Execution time of different units:
  1 seconds - unit/memefficiency
  58 seconds - defrag

!!! WARNING The following tests failed:

*** [err]: Active defrag in tests/unit/memefficiency.tcl
Expected 0 > 100000 (context: type eval line 106 cmd {assert {$hits > 100000}} proc ::test)
Cleanup: may take some time... OK

Comment From: oranagra

@bsdelf please try to increase the play with the following line and see if it helps (e.g. try -200)

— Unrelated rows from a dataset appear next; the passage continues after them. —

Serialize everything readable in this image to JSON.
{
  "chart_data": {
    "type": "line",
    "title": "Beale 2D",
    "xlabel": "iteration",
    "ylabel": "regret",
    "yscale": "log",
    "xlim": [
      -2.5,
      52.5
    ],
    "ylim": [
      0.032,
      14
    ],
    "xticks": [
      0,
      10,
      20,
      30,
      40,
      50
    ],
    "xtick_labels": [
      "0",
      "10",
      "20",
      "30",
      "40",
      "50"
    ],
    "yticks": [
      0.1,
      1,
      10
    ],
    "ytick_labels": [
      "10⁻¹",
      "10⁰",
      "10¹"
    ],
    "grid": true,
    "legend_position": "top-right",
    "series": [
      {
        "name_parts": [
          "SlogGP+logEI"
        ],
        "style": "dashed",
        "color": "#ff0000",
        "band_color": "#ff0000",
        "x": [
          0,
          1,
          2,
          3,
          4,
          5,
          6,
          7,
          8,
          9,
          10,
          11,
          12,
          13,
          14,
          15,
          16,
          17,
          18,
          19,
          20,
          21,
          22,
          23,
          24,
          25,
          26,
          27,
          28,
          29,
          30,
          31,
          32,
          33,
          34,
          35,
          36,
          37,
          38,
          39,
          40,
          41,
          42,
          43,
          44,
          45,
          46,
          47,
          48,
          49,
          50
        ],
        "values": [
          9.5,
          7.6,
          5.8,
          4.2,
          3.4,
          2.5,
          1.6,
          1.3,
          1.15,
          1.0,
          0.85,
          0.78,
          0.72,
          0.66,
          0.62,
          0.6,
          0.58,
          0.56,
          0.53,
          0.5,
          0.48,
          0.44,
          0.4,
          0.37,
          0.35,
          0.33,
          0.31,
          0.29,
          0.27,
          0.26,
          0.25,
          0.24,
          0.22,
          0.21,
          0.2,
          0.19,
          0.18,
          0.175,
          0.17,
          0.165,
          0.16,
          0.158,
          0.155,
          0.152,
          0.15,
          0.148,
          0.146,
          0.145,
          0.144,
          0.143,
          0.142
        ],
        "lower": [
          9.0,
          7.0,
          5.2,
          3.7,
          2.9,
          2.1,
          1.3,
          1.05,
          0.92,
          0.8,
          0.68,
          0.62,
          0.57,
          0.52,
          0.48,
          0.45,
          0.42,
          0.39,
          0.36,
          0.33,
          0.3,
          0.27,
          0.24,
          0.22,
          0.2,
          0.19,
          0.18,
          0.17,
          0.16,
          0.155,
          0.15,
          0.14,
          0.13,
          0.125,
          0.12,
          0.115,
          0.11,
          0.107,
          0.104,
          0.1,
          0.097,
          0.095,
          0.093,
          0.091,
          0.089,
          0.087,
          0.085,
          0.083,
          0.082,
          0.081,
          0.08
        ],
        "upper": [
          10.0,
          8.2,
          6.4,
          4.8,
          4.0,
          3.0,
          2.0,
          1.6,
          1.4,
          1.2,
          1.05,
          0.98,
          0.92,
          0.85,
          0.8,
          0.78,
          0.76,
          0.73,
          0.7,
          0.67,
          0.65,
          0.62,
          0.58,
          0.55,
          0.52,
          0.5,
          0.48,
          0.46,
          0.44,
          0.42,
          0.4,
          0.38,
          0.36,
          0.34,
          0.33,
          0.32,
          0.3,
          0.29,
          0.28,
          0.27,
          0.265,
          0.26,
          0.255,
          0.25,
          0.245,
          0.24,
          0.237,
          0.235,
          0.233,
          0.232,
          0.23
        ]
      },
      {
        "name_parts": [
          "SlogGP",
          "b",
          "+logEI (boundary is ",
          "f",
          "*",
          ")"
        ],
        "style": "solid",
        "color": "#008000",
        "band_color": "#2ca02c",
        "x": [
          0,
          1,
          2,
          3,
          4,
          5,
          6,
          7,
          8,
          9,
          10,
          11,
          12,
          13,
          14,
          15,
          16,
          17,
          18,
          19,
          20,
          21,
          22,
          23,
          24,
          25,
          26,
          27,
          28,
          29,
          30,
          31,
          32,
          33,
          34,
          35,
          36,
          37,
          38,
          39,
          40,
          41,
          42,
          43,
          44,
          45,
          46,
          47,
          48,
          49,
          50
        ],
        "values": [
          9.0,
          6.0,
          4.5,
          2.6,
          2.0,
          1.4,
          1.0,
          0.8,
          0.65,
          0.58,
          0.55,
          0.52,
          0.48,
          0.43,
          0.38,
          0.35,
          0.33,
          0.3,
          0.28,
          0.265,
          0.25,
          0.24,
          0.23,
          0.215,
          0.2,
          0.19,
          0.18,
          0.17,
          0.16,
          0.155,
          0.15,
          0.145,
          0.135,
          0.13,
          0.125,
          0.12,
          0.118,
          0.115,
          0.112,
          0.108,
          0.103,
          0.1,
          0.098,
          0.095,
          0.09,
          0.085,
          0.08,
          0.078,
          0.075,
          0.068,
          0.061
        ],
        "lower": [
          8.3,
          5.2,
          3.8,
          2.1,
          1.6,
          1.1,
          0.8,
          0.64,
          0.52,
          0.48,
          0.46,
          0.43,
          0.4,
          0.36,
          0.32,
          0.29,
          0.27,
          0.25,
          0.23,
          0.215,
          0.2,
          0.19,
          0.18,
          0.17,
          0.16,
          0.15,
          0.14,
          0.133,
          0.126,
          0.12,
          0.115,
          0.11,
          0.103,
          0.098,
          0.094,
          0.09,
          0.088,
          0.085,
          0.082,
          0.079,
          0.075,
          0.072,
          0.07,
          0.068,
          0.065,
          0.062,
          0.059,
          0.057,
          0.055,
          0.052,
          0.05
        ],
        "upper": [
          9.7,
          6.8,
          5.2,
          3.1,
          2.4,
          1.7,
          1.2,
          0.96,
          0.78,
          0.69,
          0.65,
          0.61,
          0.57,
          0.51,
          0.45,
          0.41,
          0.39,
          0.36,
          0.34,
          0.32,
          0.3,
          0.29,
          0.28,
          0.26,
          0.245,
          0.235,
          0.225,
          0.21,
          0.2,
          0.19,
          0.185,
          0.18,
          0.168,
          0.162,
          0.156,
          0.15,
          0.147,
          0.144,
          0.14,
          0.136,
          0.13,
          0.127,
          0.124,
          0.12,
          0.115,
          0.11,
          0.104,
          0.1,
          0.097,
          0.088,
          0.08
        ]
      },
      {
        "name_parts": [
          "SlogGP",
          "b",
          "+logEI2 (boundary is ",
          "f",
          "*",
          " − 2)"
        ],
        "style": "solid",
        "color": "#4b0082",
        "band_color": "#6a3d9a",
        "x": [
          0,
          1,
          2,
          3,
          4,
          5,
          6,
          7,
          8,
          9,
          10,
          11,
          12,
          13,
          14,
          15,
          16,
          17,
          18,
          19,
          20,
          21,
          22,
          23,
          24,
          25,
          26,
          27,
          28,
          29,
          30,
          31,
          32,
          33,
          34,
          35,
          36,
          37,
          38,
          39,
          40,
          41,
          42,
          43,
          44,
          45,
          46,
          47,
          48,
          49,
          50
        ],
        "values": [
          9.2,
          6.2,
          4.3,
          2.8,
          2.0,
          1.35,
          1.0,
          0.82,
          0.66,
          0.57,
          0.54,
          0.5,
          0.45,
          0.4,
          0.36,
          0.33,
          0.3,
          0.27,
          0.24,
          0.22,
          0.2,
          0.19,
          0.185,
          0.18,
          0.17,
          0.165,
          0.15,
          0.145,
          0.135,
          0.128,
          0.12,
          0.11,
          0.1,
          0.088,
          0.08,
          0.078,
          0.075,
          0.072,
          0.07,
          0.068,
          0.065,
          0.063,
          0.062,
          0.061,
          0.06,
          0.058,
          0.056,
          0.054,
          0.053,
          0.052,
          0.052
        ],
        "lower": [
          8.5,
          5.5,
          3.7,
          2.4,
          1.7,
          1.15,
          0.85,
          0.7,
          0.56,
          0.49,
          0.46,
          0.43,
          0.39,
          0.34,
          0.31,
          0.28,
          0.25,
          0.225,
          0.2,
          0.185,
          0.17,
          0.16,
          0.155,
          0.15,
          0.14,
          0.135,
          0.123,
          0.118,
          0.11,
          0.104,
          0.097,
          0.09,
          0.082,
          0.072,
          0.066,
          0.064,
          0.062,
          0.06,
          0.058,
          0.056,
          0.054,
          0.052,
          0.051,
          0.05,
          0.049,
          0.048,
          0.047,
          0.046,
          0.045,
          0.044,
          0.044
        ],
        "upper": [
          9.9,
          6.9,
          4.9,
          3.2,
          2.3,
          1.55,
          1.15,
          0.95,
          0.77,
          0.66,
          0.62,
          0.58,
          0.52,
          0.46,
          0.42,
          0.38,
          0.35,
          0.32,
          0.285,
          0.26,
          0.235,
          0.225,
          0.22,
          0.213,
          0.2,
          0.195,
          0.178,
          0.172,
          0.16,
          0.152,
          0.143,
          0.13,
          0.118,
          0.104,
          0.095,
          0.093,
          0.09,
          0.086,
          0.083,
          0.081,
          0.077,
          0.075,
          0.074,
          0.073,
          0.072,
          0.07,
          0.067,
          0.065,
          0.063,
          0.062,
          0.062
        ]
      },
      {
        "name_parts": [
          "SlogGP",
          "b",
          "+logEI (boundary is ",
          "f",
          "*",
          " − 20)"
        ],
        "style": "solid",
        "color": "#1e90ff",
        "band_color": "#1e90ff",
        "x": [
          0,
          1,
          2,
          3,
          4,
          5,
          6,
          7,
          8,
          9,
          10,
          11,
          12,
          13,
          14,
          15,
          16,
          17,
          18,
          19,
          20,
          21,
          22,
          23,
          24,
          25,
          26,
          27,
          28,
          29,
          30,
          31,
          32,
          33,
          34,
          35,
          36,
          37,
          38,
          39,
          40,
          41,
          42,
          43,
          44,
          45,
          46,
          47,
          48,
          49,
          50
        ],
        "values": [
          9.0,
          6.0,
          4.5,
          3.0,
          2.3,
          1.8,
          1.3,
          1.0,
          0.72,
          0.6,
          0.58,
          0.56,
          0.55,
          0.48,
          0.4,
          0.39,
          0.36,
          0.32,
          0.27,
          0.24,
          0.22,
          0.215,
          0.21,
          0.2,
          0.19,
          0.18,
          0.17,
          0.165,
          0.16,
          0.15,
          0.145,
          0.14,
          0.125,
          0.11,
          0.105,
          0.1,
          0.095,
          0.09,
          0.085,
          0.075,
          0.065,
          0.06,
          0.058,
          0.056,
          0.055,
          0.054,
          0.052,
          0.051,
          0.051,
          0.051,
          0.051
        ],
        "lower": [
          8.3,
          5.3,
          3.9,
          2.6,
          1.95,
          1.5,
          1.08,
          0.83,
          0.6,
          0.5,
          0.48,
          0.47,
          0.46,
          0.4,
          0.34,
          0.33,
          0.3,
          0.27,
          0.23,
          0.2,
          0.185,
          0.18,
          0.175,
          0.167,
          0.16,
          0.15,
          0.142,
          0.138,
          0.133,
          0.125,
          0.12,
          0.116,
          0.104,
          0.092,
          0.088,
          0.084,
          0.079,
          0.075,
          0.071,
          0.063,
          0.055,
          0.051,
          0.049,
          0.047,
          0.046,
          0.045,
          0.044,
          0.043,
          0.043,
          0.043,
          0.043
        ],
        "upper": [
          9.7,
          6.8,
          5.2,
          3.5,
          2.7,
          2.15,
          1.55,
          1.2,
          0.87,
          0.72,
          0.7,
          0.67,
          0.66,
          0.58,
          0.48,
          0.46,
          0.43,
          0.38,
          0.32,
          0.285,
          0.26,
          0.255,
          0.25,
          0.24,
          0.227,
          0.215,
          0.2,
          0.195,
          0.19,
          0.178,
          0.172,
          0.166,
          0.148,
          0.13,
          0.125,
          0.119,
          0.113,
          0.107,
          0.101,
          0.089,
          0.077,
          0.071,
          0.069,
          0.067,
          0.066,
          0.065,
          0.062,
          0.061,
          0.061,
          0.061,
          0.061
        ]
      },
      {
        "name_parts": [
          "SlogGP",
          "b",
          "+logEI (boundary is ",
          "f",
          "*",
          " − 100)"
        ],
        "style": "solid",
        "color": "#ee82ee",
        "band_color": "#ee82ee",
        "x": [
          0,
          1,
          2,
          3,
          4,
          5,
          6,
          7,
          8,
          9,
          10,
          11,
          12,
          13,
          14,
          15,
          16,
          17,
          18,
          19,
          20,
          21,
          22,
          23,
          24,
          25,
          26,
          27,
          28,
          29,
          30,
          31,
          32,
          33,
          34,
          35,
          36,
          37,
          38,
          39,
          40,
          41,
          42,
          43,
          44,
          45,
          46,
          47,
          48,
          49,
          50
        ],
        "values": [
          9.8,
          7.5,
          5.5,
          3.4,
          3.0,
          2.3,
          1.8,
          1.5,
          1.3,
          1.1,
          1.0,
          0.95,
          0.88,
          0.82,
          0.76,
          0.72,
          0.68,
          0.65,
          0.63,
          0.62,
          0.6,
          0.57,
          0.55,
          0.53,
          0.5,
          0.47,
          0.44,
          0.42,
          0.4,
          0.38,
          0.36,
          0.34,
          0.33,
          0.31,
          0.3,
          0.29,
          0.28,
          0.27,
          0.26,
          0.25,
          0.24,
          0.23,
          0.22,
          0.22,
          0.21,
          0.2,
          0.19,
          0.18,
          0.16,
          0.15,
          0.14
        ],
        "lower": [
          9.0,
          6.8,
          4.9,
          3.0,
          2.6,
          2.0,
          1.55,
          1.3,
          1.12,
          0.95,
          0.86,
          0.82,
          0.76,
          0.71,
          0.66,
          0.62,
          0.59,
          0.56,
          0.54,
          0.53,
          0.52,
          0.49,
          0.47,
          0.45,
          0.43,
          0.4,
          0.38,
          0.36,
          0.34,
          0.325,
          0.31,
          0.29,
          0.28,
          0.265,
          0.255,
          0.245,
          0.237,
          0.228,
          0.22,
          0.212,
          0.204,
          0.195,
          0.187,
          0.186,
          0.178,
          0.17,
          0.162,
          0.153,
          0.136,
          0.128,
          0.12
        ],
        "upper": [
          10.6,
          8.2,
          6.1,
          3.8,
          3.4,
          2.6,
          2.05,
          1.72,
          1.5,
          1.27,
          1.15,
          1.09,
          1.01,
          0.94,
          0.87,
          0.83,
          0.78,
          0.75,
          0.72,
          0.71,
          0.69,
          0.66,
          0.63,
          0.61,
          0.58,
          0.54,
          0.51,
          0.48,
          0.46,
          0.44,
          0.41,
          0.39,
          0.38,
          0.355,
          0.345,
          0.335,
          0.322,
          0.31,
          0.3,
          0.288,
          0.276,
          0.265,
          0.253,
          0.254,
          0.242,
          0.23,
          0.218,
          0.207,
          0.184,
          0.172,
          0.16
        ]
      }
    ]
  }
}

r config set key-load-delay -50 ;# sleep on average 1/50 usec

Comment From: bsdelf

Change to -200 or even -2000 does not help, I've tried several times. Run in konsole can also fail, so terminal emulator is irrelevant. But I do observe, if add some constant loads to system instead of idle before running that test case, the success rate increases.

Comment From: oranagra

i'm sorry, i mixed it up, please try to make it lower. e.g. -25 or -5 (effectively making AOF loading slower, and giving the defragger a chance to get triggered and run)

Comment From: bsdelf

It works, thanks.

Comment From: oranagra

so i suppose your machine is too fast for that test. i'll consider changing the threshold if we see it again.

Comment From: oranagra

actually, i just noticed that the person who opened this issue had this failure too (among others), so this is the second time we see it. @bsdelf please tell me which value you used that seemed to consistently work.

Comment From: bsdelf

-40 is good.

For anyone who wants to find out the optimal parameter

a.js

const fs = require('fs');
const { spawn } = require('child_process');

async function delay(ms) {
  return new Promise((resolve) => {
    setTimeout(resolve, ms);
  });
}

function tune() {
  const step = 5;
  const testFilePath = 'tests/unit/memefficiency.tcl';
  const pattern =
    /r config set key-load-delay -(?<value>\d+) ;# sleep on average/;
  const origData = fs.readFileSync(testFilePath, 'utf-8');
  const matched = origData.match(pattern);
  const line = matched[0];
  const value = Number.parseInt(matched.groups.value);
  if (!matched || !line || !Number.isInteger(value)) {
    throw new Error('pattern not found');
  }
  console.log('orignal:', { line, value });
  const newValue = value - step;
  const newLine = line.replace(`${value}`, `${newValue}`);
  console.log('patched:', { value: newValue, line: newLine });
  const newData = origData.replaceAll(line, newLine);
  fs.writeFileSync(testFilePath, newData, { encoding: 'utf-8' });
}

async function loop() {
  let stop = true;
  const cp = spawn('./runtest', ['--single', 'unit/memefficiency'], {
    detached: true,
  });
  for (const event of ['SIGINT', 'uncaughtException', 'unhandledRejection']) {
    process.on(event, () => {
      process.kill(-cp.pid);
    });
  }
  cp.stdout.on('data', (data) => {
    const text = data.toString();
    console.log(text);
    if (/\[.*err.*\]:/.test(text)) {
      stop = false;
      process.kill(-cp.pid);
    }
  });
  cp.stderr.on('data', (data) => {
    console.log(data.toString());
    stop = true;
    process.kill(-cp.pid);
  });
  cp.on('close', async (code) => {
    console.log(`child process exited with code: ${code}`);
    if (!stop) {
      tune();
      await delay(6000);
      loop();
    }
  });
}

(async () => {
  try {
    await loop();
  } catch (err) {
    console.log(err);
  }
})();

start iteration and wait

for run in {1..10}; do node a.js; done

check result

git diff

Comment From: oranagra

ok, i'll aim for -25 to keep a safe distance.